If those numbers don’t improve, it will mean more negative consequences for hunters, many of whom have already been expressing their frustration with far fewer permits available last fall. Mackey understands those concerns and acknowledged it’s an ongoing problem with no clear solution.
However, those issues didn’t seem to be affect the popularity of winter feeding at Oak Creek during a busy opening weekend. After 325 people arrived on Saturday, more than 500 visitors showed up on Sunday and another 261 stopped by the site west of Naches on Martin Luther King Jr. Day, when volunteers conducted 11 tours.
Oak Creek secured a two-year, $20,000 grant from the state to pay for travel costs for its volunteers, most of whom Mackey said are retired or on a fixed income. He lost that funding last winter, which made keeping people a little more difficult.
“We’re kind of a ways from town, so it incentivizes people to come out here,” Mackey said.

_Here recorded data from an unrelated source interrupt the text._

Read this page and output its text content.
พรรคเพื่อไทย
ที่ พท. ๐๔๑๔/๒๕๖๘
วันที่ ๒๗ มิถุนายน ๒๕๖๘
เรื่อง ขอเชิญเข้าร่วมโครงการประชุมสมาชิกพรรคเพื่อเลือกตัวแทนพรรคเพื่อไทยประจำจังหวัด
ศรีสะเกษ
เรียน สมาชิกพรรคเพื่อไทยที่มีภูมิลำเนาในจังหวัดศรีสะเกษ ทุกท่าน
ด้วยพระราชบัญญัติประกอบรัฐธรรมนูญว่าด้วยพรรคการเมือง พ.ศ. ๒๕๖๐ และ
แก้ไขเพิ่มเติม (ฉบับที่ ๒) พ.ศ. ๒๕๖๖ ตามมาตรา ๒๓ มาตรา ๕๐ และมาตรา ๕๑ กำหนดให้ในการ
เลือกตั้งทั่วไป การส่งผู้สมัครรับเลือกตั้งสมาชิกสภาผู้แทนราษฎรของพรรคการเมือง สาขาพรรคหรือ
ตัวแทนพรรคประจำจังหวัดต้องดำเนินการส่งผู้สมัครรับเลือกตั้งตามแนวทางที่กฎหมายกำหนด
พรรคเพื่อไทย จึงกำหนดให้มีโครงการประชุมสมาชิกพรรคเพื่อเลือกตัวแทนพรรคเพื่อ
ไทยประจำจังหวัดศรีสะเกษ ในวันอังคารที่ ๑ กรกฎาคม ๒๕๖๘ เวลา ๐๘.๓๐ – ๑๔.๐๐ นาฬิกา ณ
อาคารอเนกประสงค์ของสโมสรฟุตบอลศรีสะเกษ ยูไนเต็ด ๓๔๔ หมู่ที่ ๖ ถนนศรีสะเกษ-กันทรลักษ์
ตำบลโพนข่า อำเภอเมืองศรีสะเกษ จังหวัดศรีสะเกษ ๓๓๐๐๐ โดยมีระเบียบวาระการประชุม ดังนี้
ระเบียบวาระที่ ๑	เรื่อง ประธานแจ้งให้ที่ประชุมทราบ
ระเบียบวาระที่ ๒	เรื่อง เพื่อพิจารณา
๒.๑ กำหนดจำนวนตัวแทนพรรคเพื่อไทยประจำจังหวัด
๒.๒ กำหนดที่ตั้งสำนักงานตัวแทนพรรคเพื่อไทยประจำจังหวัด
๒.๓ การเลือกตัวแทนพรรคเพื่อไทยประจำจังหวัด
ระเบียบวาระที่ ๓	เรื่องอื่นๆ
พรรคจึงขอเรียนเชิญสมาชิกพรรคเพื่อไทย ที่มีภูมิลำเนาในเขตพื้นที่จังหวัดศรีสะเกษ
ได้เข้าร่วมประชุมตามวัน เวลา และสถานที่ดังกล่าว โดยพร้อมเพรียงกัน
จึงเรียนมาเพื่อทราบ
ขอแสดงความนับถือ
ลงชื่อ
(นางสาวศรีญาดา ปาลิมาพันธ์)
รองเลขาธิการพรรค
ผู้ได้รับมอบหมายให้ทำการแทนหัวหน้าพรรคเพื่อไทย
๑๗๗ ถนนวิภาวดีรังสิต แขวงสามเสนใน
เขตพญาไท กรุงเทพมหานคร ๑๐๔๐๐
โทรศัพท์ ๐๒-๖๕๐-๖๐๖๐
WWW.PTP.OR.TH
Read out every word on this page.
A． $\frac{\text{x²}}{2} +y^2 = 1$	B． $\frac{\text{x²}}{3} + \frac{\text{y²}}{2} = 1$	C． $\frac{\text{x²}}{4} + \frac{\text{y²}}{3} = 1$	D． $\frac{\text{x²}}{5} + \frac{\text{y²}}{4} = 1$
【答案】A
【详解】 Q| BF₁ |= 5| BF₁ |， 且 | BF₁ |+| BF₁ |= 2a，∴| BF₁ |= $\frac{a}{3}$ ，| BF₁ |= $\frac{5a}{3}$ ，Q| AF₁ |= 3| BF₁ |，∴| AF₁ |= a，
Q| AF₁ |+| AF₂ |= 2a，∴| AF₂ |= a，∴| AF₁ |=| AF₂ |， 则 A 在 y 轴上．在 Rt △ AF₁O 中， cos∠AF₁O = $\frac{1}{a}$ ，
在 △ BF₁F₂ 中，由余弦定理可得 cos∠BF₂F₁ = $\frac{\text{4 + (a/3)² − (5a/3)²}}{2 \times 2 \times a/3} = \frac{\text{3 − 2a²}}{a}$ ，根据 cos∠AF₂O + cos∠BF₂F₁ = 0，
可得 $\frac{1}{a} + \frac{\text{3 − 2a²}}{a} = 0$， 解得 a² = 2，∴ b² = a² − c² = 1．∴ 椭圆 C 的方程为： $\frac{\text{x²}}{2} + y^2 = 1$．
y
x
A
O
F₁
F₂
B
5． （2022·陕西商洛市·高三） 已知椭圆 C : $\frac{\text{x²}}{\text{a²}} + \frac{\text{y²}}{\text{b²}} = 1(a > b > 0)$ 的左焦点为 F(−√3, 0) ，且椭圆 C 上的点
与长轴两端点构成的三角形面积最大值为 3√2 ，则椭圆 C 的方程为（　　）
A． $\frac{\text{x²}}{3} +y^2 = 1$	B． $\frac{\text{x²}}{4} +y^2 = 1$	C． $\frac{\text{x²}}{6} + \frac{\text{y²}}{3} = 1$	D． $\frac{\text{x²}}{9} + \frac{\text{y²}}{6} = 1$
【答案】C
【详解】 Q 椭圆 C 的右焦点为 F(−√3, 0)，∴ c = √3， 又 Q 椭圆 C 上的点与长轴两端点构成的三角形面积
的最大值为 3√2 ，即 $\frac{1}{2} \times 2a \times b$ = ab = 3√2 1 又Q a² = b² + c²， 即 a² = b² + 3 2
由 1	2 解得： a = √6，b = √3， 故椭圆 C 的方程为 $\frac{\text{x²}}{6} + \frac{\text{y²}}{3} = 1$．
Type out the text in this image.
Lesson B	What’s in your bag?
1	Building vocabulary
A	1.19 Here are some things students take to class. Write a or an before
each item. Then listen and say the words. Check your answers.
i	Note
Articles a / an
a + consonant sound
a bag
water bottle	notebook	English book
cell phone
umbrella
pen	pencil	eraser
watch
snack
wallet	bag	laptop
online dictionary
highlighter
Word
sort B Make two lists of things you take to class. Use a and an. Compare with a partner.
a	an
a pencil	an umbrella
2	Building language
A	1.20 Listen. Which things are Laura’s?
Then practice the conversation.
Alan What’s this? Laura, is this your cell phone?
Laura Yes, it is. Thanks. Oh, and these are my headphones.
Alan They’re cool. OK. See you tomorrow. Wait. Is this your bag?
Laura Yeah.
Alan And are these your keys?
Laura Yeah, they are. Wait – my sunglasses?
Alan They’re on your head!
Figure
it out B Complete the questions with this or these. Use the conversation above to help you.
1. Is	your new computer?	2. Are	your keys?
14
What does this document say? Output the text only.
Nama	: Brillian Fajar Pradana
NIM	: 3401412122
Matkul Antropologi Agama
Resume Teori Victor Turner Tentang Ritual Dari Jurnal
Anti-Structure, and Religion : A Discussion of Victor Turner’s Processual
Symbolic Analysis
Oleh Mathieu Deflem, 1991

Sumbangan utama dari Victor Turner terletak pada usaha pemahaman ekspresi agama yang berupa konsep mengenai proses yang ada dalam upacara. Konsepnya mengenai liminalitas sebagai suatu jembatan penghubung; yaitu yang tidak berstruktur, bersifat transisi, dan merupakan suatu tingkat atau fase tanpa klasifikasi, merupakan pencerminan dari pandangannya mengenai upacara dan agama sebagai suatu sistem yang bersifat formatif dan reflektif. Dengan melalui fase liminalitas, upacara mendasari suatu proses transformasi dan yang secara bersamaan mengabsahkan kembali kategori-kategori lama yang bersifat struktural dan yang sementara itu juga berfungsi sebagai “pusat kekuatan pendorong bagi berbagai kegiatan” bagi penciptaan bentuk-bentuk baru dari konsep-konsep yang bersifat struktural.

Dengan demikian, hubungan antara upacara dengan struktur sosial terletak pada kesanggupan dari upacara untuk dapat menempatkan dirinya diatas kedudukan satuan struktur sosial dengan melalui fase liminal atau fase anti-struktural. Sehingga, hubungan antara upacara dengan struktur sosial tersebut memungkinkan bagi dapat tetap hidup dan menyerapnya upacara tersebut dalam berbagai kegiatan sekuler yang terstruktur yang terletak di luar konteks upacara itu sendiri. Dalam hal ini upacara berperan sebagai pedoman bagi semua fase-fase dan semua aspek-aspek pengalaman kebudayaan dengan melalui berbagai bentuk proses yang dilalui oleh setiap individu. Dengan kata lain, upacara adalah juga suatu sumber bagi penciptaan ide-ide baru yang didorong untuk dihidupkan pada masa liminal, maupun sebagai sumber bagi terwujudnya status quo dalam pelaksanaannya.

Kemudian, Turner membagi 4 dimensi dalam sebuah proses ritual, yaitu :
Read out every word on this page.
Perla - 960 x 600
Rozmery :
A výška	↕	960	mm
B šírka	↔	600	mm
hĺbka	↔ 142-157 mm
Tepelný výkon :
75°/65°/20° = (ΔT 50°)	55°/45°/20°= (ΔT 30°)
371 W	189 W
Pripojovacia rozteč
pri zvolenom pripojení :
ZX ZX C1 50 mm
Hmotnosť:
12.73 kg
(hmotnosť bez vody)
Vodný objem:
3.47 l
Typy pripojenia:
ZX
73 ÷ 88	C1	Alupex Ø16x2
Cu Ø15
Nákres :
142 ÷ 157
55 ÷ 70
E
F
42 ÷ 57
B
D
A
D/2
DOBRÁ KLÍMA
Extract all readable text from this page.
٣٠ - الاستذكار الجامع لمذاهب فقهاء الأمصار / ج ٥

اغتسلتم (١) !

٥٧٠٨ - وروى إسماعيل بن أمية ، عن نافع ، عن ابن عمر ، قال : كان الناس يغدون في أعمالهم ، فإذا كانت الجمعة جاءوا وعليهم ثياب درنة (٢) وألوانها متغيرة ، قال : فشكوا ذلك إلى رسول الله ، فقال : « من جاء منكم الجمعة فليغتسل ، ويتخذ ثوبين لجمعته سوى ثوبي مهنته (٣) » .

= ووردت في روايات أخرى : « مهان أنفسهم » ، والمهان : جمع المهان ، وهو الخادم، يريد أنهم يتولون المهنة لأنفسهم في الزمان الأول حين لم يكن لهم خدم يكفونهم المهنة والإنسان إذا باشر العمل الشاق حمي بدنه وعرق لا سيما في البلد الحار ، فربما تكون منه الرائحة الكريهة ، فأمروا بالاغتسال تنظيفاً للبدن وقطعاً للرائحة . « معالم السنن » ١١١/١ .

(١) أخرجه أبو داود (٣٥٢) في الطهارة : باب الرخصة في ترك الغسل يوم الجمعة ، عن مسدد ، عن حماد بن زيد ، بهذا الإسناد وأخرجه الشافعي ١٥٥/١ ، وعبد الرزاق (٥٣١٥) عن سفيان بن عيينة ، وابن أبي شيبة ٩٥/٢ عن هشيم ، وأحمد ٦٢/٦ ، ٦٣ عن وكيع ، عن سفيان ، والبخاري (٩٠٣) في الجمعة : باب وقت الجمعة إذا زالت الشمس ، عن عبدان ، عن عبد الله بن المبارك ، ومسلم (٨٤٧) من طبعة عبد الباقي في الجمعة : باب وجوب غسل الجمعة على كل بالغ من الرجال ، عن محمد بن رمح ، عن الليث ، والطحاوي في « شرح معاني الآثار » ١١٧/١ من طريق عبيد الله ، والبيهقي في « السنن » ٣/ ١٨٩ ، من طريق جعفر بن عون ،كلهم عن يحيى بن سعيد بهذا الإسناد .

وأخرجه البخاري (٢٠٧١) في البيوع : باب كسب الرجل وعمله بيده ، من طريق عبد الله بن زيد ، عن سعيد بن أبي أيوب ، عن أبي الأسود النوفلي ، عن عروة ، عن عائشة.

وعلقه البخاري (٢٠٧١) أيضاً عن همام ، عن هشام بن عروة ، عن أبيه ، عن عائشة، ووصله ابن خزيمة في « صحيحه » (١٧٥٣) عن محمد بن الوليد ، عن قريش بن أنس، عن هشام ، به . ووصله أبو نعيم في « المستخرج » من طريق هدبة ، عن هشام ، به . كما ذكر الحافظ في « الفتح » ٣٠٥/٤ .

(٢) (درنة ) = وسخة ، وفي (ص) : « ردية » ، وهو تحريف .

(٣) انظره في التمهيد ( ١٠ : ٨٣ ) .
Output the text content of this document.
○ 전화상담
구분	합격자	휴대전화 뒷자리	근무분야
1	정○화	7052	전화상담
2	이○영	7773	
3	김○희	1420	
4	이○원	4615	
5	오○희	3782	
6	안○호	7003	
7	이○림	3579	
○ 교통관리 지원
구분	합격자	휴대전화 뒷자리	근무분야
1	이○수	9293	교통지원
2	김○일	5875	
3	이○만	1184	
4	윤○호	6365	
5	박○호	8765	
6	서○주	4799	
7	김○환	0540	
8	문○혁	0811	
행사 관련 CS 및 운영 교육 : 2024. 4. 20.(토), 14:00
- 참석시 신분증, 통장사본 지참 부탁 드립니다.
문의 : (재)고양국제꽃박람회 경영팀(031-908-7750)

Despite the rain that slowly turned into a wet snow on Wednesday, a handful of people gathered along the fence to watch elk meander across the field, forming two lines when the food arrived. While some animals walked across through the truck paths in the middle, most focused on eating, either keeping their head low to the hay or standing up and chewing lazily while keeping an eye on their surroundings.
Less than an hour after the hay had been delivered, a few could be seen starting to head back up the hill, something Mackey said could happen more this week with temperatures expected to rise into the 40s. Eventually, though, the draw of a reliable food source during the cold winter will bring them back, creating a scene difficult to find almost anywhere else.